Что он делал? Искал книгу с магическими числами. Да, Пачкуля очень зря о ней проговорилась!
Глава восьмая
Сборище
На Кудыкиной горе весело полыхал костер. Ведьмы с помощниками гуляли вокруг, болтали, сплетничали и пожирали глазами стопки бутербродов, высившиеся на длинных столах. Бутерброды всегда были излюбленной частью программы. Только вот есть их не разрешалось до обсуждения шабашных вопросов. Поэтому официальная часть мероприятия никогда не затягивалась надолго.

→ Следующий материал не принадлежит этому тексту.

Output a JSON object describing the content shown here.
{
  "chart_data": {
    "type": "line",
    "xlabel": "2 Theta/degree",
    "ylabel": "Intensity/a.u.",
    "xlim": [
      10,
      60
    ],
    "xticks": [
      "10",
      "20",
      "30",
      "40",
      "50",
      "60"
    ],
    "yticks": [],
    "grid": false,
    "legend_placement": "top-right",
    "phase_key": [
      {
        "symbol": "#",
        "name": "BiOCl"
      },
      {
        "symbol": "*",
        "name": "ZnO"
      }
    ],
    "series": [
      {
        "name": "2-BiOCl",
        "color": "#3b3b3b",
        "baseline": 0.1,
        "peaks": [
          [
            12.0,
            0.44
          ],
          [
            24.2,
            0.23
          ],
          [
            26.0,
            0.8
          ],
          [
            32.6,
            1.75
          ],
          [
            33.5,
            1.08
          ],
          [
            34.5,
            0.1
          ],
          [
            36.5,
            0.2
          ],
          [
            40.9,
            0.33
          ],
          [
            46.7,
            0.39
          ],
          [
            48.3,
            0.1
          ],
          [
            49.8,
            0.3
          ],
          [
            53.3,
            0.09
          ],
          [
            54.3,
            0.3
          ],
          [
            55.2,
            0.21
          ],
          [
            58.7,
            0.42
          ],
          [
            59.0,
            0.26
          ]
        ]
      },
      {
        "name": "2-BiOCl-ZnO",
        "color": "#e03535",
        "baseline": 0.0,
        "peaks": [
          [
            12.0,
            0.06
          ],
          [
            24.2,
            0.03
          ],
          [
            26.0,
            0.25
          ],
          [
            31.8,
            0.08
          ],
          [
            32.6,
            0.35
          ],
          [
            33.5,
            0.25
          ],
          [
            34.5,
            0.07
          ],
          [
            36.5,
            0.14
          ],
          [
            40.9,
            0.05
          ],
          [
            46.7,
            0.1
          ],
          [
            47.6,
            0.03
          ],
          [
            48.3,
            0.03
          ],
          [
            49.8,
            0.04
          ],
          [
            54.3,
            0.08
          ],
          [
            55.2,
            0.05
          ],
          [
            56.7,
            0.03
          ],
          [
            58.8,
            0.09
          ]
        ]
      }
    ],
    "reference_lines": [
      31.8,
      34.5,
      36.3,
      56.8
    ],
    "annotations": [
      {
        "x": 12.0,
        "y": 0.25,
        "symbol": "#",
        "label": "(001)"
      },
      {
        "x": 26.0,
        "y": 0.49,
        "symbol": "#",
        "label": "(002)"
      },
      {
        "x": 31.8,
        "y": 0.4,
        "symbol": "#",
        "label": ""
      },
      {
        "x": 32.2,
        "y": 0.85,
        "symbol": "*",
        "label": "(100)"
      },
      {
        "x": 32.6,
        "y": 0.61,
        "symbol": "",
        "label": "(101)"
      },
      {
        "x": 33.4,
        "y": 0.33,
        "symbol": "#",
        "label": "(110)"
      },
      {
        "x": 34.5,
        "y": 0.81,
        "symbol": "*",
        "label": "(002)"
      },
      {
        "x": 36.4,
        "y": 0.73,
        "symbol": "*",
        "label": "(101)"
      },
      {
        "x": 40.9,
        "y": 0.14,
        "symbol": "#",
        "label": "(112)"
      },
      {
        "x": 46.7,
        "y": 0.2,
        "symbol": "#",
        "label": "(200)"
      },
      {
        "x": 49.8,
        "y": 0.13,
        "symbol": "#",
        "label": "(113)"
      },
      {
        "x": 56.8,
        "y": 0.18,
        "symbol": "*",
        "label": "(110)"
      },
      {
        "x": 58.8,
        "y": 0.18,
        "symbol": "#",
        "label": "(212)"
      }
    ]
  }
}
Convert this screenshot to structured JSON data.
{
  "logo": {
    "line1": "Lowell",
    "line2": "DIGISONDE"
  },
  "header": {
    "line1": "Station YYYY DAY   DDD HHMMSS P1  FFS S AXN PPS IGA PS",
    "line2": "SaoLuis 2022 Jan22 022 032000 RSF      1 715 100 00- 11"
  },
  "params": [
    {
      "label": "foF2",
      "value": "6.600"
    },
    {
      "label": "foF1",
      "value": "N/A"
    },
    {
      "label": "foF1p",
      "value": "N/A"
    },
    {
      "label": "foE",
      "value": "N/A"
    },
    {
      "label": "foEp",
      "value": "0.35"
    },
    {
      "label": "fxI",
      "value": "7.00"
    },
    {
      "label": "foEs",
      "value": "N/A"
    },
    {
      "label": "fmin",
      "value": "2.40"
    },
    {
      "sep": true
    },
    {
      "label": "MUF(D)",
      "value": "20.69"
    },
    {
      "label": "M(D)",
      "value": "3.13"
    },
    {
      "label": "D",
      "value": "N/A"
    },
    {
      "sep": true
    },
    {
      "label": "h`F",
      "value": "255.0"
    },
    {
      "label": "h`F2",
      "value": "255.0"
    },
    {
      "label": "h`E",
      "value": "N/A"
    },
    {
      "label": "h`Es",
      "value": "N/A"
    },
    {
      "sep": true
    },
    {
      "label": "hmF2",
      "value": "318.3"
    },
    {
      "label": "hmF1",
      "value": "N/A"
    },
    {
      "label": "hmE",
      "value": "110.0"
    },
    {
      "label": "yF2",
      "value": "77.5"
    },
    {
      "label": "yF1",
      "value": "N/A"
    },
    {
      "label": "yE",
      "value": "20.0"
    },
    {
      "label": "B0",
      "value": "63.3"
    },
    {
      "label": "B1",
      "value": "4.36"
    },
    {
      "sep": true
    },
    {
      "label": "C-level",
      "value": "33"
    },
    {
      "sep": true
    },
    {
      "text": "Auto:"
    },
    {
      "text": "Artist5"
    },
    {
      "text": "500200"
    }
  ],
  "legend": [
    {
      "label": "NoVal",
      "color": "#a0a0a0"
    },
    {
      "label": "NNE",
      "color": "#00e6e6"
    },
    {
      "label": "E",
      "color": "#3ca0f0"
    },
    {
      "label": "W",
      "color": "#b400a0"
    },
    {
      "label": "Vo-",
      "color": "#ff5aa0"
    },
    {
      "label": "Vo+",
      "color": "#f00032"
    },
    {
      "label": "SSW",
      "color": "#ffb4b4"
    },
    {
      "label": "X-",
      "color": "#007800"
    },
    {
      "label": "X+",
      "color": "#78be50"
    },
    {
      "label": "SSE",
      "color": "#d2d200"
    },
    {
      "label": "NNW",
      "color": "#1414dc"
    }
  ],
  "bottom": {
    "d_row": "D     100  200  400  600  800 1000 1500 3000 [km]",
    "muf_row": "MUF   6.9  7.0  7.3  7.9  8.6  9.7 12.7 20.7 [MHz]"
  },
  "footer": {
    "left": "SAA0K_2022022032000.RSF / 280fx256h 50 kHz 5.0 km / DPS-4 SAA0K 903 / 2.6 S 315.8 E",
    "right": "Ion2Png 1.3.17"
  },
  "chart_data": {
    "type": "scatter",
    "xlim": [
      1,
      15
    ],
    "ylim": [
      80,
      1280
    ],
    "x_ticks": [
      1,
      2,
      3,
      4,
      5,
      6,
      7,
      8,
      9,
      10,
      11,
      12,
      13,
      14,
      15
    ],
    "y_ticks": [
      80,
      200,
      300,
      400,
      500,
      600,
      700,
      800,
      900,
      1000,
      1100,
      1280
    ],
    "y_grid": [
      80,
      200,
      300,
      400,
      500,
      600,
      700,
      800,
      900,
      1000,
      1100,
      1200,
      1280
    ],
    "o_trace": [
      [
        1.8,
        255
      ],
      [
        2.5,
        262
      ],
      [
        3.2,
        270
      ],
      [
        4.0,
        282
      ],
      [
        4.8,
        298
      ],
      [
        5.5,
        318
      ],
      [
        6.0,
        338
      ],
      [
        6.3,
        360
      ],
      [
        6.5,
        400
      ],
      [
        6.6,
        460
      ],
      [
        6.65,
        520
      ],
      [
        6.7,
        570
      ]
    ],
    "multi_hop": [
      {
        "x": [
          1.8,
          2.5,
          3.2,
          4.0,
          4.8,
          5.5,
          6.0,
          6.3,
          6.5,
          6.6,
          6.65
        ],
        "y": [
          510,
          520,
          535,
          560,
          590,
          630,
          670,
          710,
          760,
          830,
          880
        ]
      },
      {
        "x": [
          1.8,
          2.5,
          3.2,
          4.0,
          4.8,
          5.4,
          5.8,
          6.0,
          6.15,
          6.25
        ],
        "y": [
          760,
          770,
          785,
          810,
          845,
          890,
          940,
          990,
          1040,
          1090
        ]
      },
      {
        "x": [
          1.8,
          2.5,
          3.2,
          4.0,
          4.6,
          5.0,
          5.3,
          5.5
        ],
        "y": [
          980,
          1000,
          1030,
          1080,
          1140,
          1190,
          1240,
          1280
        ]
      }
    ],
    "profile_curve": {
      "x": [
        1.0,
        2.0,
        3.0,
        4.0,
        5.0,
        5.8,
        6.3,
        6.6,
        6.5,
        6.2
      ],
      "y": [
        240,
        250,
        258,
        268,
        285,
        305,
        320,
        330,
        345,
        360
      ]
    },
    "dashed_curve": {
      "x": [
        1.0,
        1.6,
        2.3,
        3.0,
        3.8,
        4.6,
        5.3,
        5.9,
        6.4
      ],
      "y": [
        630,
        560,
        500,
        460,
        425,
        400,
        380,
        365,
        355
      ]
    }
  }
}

Пока что официальная часть еще не началась. Пока что все просто убивали время. Бугага и Гагабу разучивали новый дуэт на скрипках. Крысоловка с Чесоткой придирались к друг дружкиному вязанью. Время от времени тут и там мелькали вспышки света — это ведьмы демонстрировали новые заклинания под восхищенные возгласы или улюлюканье, в зависимости от зрелищности. Чуть выше, на стоянке, припаркованные и тут же позабытые хозяйками метлы разговаривали о своем, о метельном.

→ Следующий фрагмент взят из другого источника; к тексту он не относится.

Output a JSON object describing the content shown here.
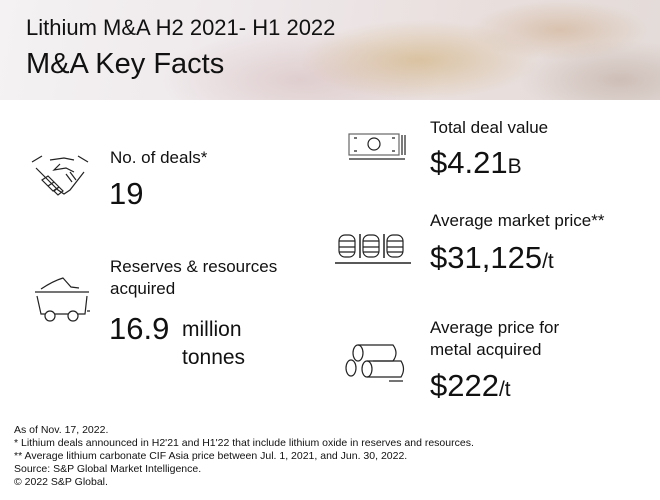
{
  "header": {
    "title": "Lithium M&A H2 2021- H1 2022",
    "subtitle": "M&A Key Facts"
  },
  "facts": {
    "deals": {
      "label": "No. of deals*",
      "value": "19"
    },
    "reserves": {
      "label_line1": "Reserves & resources",
      "label_line2": "acquired",
      "value": "16.9",
      "unit_line1": "million",
      "unit_line2": "tonnes"
    },
    "deal_value": {
      "label": "Total deal value",
      "value": "$4.21",
      "unit": "B"
    },
    "market_price": {
      "label": "Average market price**",
      "value": "$31,125",
      "unit": "/t"
    },
    "metal_price": {
      "label_line1": "Average price for",
      "label_line2": "metal acquired",
      "value": "$222",
      "unit": "/t"
    }
  },
  "footer": [
    "As of Nov. 17, 2022.",
    "* Lithium deals announced in H2'21 and H1'22 that include lithium oxide in reserves and resources.",
    "** Average lithium carbonate CIF Asia price between Jul. 1, 2021, and Jun. 30, 2022.",
    "Source: S&P Global Market Intelligence.",
    "© 2022 S&P Global."
  ]
}
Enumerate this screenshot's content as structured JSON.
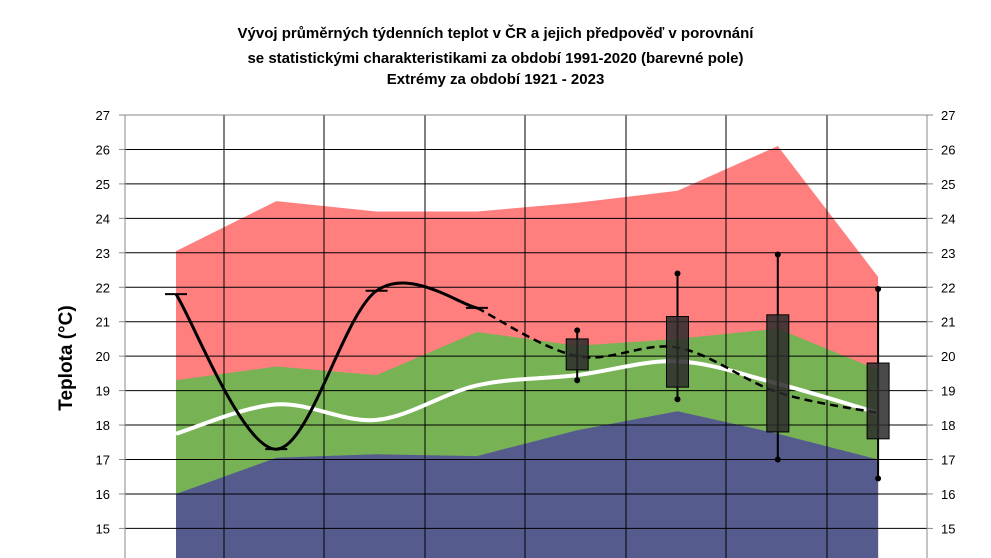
{
  "chart_data": {
    "type": "area",
    "title_lines": [
      "Vývoj průměrných týdenních teplot v ČR a jejich předpověď v porovnání",
      "se statistickými charakteristikami za období 1991-2020 (barevné pole)",
      "Extrémy za období 1921 - 2023"
    ],
    "ylabel": "Teplota (°C)",
    "ylim": [
      14,
      27
    ],
    "yticks": [
      27,
      26,
      25,
      24,
      23,
      22,
      21,
      20,
      19,
      18,
      17,
      16,
      15
    ],
    "grid": true,
    "x": [
      1,
      2,
      3,
      4,
      5,
      6,
      7,
      8
    ],
    "bands": [
      {
        "name": "extreme-max",
        "color": "#ff7f7f",
        "values": [
          23.05,
          24.5,
          24.2,
          24.2,
          24.45,
          24.8,
          26.1,
          22.3
        ]
      },
      {
        "name": "upper-normal",
        "color": "#77b255",
        "values": [
          19.3,
          19.7,
          19.45,
          20.7,
          20.3,
          20.5,
          20.8,
          19.6
        ]
      },
      {
        "name": "lower-normal",
        "color": "#565b8e",
        "values": [
          16.0,
          17.05,
          17.15,
          17.1,
          17.85,
          18.4,
          17.75,
          17.0
        ]
      }
    ],
    "mean": {
      "color": "#ffffff",
      "values": [
        17.75,
        18.6,
        18.15,
        19.15,
        19.45,
        19.85,
        19.2,
        18.35
      ]
    },
    "observed": {
      "color": "#000000",
      "values": [
        21.8,
        17.3,
        21.9,
        21.4
      ]
    },
    "forecast_median": {
      "x": [
        4,
        5,
        6,
        7,
        8
      ],
      "values": [
        21.4,
        20.0,
        20.25,
        18.95,
        18.35
      ]
    },
    "forecast_boxes": [
      {
        "x": 5,
        "min": 19.3,
        "q1": 19.6,
        "q3": 20.5,
        "max": 20.75
      },
      {
        "x": 6,
        "min": 18.75,
        "q1": 19.1,
        "q3": 21.15,
        "max": 22.4
      },
      {
        "x": 7,
        "min": 17.0,
        "q1": 17.8,
        "q3": 21.2,
        "max": 22.95
      },
      {
        "x": 8,
        "min": 16.45,
        "q1": 17.6,
        "q3": 19.8,
        "max": 21.95
      }
    ]
  }
}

Пачкуля громко рассказывала о проблемах с метлой и была в центре внимания. К досаде Шельмы, вокруг нее собралась толпа. Все ведьмы считают себя экспертами в подобных вопросах, и у каждой имелось свое мнение. Когда Пачкуля изобразила, как метла брякнулась Дадли на хвост, и все прыснули со смеху, Шельма потеряла терпение. Дадли от расстройства пришлось отойти за кустик и покусать там камень.
— Не смешно, Пачкуля! — завопила Шельма.
— Пфф. Куда подевалось твое чувство юмора, Шельмок? Ну так вот…
Но тут…
— Тишина! — потребовал настойчивый, властный голос. — Если все готовы, объявляю этот слет открытым. Ведьмы, прошу вас встать. Дай-ка мне зонтик, Проныра. Если они не перестанут трещать, Макабра, шугани их своей волынкой.

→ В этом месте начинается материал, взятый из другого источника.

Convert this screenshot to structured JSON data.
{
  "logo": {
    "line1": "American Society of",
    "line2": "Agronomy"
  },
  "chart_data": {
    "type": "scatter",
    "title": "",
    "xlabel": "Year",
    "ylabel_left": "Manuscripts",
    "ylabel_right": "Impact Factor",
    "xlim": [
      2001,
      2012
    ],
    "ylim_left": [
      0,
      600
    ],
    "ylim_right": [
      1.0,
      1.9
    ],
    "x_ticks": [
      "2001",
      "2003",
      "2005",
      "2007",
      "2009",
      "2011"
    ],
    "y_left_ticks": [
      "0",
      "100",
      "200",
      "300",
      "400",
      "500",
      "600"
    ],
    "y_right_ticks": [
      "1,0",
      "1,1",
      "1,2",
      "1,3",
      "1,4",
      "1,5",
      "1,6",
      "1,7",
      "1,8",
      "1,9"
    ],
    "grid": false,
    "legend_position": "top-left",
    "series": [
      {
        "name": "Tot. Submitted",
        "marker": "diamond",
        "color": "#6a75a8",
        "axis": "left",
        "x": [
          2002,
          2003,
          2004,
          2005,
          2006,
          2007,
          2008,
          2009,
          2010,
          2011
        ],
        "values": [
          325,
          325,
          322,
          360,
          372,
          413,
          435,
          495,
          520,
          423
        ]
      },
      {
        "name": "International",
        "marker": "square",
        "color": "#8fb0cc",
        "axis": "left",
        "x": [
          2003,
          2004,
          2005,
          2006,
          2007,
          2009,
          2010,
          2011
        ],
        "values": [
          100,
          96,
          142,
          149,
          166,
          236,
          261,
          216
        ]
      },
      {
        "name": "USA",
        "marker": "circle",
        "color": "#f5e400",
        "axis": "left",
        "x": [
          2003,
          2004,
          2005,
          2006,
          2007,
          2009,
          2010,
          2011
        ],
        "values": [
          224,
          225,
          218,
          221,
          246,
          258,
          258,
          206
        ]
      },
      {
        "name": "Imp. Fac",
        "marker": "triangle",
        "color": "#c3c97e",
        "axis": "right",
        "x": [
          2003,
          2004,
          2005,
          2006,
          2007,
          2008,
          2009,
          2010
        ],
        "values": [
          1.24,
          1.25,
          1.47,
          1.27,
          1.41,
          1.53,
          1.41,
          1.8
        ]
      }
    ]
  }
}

Голос принадлежал Достопочтенной Чепухинде, предводительнице шабаша. Ей перевалило за двести, и у нее были серьезные нелады с памятью. Блики огня играли на стеклах ее очков и вилах маленького сердитого бесенка, который примостился у ведьмы на плече, обернув остроконечный хвост вокруг ее шеи, наподобие длинного шарфа. Его звали Проныра, он был помощником Чепухинды.
Макабра-Кадабра уже приготовилась дудеть в волынку. Хаггис, ее козел, предостерегающе заблеял. Болтовня тут же стихла. Ведьмы попрятали вязанье, высморкались, сдавленно прокашлялись и вместе с помощниками выстроились по стойке «смирно». Те, кто не забыл дома зонтики, открыли их. Остальные с обреченным видом втянули головы в плечи.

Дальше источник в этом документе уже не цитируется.